Elections with 3 viable candidates

Question: Has there ever been an election with three viable candidates?
From: WUOM listener (Ann Arbor, MI)
Date: October 22, 2004

Gleaves answers: Several elections in U.S. history had more than two strong candidates. One of them occurred in 1912, when any one of three contenders could have won the White House: Woodrow Wilson (who received 42 percent of the vote), Theodore Roosevelt (27 percent), and William Howard Taft (23 percent) all made a respectable showing. Well, in Taft's case it was not exactly respectable; Taft's last place finish is the only time in American history that the incumbent came in third on Election Day.

Another trio had a shot in the contentious Election of 1800. Two Democratic-Republicans, Thomas Jefferson and Aaron Burr, came in tied with 73 Electoral votes apiece, while incumbent president John Adams, the Federalist candidate, had a respectable 65 votes. The problem arose because Burr had agreed to be Jefferson's vice president, but Burr thought better of it when he did surprisingly well in the College. When Burr refused to step aside, the election was thrown into the House of Representatives. Anything could have happened, but 36 ballots later, Hamilton's deal-making swung the election to Jefferson.

Now, there have been elections in which third and fourth candidates, while not themselves viable, had a huge impact on the outcome nevertheless. Take the election of 1824. John Quincy Adams, Andrew Jackson, William Crawford, and Henry Clay were all competing for the prize. Counting just the popular votes, Jackson should have won handily; he received 42 percent of the vote; next was Adams with 32 percent; Crawford and Clay each came in with 13 percent.
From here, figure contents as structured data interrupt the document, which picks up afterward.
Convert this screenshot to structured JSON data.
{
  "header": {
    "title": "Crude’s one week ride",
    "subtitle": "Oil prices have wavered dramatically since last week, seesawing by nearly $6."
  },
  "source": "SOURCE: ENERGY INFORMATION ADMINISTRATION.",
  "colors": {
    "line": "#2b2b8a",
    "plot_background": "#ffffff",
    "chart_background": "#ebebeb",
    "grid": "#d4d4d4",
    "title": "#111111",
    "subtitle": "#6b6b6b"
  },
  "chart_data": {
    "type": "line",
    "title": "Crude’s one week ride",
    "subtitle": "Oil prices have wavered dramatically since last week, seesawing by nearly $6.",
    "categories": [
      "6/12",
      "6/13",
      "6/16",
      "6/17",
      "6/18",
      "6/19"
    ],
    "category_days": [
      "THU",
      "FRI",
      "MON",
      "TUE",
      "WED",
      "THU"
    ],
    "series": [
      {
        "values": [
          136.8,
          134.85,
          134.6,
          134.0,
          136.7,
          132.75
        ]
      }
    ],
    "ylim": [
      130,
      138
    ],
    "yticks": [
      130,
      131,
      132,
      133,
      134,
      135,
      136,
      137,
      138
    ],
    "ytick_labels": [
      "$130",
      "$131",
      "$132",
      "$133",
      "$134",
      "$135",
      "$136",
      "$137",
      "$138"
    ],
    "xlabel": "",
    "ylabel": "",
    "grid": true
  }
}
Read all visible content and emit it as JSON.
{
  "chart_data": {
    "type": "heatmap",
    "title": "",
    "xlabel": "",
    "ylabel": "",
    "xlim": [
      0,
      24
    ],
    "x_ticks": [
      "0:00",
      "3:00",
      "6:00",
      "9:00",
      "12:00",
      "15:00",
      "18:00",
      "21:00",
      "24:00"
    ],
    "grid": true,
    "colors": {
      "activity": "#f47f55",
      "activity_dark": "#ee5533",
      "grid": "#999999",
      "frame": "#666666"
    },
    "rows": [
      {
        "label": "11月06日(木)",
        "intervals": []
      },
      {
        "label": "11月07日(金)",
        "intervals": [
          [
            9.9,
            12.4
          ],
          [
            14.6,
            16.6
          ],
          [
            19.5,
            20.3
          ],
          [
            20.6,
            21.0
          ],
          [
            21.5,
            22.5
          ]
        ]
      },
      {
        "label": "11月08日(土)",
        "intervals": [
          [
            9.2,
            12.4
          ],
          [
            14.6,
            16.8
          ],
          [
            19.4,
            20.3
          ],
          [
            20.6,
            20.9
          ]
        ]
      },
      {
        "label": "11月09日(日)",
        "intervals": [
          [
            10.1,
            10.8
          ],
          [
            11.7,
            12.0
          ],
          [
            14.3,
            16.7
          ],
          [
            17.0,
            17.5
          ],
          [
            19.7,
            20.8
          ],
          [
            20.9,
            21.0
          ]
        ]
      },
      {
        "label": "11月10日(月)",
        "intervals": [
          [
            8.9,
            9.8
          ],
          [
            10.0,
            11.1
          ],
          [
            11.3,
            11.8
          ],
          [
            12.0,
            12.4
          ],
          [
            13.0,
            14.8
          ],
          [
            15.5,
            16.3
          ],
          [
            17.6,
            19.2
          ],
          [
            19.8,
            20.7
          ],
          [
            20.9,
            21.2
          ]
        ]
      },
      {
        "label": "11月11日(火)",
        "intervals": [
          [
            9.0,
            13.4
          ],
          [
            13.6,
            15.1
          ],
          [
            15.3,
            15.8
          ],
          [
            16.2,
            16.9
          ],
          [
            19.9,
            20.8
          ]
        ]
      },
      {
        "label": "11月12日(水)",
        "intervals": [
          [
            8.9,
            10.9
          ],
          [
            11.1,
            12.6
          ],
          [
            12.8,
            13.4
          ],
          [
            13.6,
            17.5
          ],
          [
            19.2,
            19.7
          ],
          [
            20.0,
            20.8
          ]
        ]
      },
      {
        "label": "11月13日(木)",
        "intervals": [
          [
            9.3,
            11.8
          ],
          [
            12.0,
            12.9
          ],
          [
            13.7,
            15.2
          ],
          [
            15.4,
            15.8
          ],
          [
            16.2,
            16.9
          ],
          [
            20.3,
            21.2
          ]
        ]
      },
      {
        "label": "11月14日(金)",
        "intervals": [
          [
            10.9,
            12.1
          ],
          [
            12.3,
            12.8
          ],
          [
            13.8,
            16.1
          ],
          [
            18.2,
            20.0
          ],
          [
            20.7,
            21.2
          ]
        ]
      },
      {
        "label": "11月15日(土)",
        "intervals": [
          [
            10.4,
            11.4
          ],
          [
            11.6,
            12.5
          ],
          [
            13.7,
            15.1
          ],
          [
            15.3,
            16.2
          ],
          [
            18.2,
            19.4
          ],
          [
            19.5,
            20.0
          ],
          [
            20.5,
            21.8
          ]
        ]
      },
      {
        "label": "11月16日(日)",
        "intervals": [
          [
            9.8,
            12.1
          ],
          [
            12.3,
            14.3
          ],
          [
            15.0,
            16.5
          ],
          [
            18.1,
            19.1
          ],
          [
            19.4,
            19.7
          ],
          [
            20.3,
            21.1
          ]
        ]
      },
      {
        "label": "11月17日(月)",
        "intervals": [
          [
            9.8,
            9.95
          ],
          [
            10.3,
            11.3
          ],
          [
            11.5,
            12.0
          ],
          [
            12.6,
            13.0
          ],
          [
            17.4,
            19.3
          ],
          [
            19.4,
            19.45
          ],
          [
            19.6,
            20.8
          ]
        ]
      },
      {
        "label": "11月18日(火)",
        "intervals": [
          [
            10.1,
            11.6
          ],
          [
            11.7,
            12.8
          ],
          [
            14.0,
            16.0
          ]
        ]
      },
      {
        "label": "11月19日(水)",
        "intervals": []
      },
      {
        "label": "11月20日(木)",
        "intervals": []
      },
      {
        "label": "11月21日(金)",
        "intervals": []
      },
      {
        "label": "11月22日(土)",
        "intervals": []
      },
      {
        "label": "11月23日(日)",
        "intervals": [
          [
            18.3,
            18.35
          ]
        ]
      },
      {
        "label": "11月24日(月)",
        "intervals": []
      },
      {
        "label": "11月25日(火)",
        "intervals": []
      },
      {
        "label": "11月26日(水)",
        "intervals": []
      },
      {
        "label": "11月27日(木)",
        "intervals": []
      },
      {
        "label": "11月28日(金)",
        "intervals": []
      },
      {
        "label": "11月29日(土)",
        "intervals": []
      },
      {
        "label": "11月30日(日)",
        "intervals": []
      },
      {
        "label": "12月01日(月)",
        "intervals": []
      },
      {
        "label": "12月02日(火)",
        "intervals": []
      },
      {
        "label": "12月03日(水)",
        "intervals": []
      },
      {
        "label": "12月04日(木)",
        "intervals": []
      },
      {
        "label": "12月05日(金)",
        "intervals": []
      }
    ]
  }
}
But because none of the four candidates received a majority in the Electoral College, the contest was thrown into the House of Representatives. There, following the provisions of the 12th Amendment, the House considered only the top three candidates who received the most Electoral College votes. That rule eliminated Clay from the running (who had come in fourth in the Electoral College). The Great Compromiser threw his support to Adams. That had a huge impact. For the 12th Amendment stipulates that each state -- no matter how many representatives in its delegation -- will vote as a single unit; a simple majority determines which candidate gets that's state's single vote. So little Rhode Island's single vote counts as much as mighty New York's. Clay's support gave Adams several states (i.e., several votes), and the Massachusetts scion won by 5 votes, receiving the support of 13 states in the House, to Jackson's 7. The outcome was totally at variance with what had happened in the popular vote.